Ao longo de três noites, viveu-se a liberdade – de género, de estilo, de ritmo. O MEO Kalorama regressa ao Parque da Bela Vista em 2025.
Se fosse preciso escolher uma palavra para descrever a terceira edição do MEO Kalorama, essa seria, certamente, liberdade. Ora então, vejamos: num festival que tem como pilares a Música, a Arte e a Sustentabilidade, fundiram-se estilos e abraçaram-se diferenças; viajou-se no tempo sempre com os olhos postos no futuro; mergulhou-se na opressão mas reagiu-se de braços no ar, com a lua como bola de espelhos e o pó a confundir-se com o chão de uma imensa pista de dança. Não é à toa que se diz que a pista de dança é o supremo símbolo de liberdade.
Mas que liberdade é esta? É a que Burna Boy, o embaixador da música nigeriana actual, traz no seu afro-fusion, que extrapola – em muito – o mais tradicional afro-beat. Mas também é o “My 21st Century Blues” de Raye, o álbum que marcou a estreia da britânica em Portugal mas que de “blues” traz apenas a palavra.

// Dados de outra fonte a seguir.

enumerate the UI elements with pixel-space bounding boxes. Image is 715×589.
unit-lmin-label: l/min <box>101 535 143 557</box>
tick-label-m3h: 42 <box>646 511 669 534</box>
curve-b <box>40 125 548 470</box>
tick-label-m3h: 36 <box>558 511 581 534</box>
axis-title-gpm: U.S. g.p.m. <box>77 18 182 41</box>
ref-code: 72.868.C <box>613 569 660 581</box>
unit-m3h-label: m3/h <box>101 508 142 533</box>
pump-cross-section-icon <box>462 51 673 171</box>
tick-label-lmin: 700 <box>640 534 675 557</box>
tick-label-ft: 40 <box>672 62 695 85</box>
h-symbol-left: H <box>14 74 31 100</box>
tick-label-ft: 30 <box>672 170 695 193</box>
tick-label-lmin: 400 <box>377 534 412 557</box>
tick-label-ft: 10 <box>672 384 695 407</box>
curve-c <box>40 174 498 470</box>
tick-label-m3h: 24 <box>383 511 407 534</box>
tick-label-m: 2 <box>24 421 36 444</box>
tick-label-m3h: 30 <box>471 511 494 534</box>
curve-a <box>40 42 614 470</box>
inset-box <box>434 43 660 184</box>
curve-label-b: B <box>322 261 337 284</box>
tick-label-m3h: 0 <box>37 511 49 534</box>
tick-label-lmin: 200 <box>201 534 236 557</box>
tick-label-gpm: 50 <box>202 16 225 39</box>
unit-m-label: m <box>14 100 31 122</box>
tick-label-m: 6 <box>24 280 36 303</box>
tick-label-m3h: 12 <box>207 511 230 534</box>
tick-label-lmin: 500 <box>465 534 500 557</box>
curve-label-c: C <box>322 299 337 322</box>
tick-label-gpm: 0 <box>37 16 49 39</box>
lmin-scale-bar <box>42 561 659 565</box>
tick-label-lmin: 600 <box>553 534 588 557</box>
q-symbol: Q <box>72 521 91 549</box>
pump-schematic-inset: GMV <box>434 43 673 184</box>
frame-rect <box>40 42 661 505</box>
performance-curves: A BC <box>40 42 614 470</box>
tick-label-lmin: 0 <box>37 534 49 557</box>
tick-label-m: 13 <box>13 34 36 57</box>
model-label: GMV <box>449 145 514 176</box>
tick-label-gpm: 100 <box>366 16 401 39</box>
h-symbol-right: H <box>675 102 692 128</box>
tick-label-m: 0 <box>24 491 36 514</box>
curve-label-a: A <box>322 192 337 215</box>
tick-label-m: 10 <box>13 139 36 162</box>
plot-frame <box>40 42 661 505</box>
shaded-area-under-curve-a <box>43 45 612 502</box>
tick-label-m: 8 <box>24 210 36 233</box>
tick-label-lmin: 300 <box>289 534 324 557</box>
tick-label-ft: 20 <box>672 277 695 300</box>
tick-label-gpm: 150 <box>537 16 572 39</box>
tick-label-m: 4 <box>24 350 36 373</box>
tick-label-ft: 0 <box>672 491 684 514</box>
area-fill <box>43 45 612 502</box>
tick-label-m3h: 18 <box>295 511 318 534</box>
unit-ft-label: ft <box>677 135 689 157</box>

Se Raye é soul e r&b, Ana Moura pode ser o que ela quiser, do fado que carrega sempre na voz à África que lhe corre nas veias… E, repare-se, estes são apenas três exemplos do cartaz do terceiro dia do MEO Kalorama.
Depois da festa leve e solta dos Gossip – que conseguiram trazer “Smells Like Teen Spirit” para o seu “Standing in the Way of Control” –, o primeiro serão da terceira edição do festival havia de ficar marcado pela antítese dos seus cabeças de cartaz: onde a actuação dos Massive Attack se tornou opressiva pelo cerimonial acusatório das lutas em Gaza ou na Ucrânia, Sam Smith encheu o palco de cor e, mesmo sem purpurinas, todos acreditámos que, um dia, podemos ser quem quisermos ser, dançar como quisermos dançar, amar quem quisermos amar. A mensagem, de certa forma, é a mesma – mudam-se, apenas, os mensageiros e o seu formato.
Já no caldeirão oferecido pelo chef James Murphy, a liberdade é outra: é aquela que não tem pudor em fazer emigrar o techno de Detroit para Nova Iorque, apenas para tatuá-lo de electro, de punk, de glam, metê-lo na mala e levá-lo a correr mundo. Assim eram os LCD Soundsystem há 20 anos e assim são agora: mais velhos? Sim, claro, mas com o mesmo vigor, a mesma intensidade de ritmo, a mesma sede de, lá está, liberdade. A tal que faz com que o rock dos Kills continue a fazer-nos sangrar a alma e sorrir o coração. Ou a outra, a que nos faz crer que se o Studio 54 nascesse em 2024, em Londres, os Jungle – com o seu nu-disco – seriam os artistas residentes.
Podemos e queremos ser todos diferentes mas há algo ímpar quando nos sentimos iguais, sinal de uma pertença que só se encontra no tal templo da liberdade a que chamamos pista de dança. No MEO Kalorama dançámos como se aqueles três dias se pudessem tornar uma vida inteira. Pode ter sido um sonho mas, por agora, o sonho ainda não tem preço.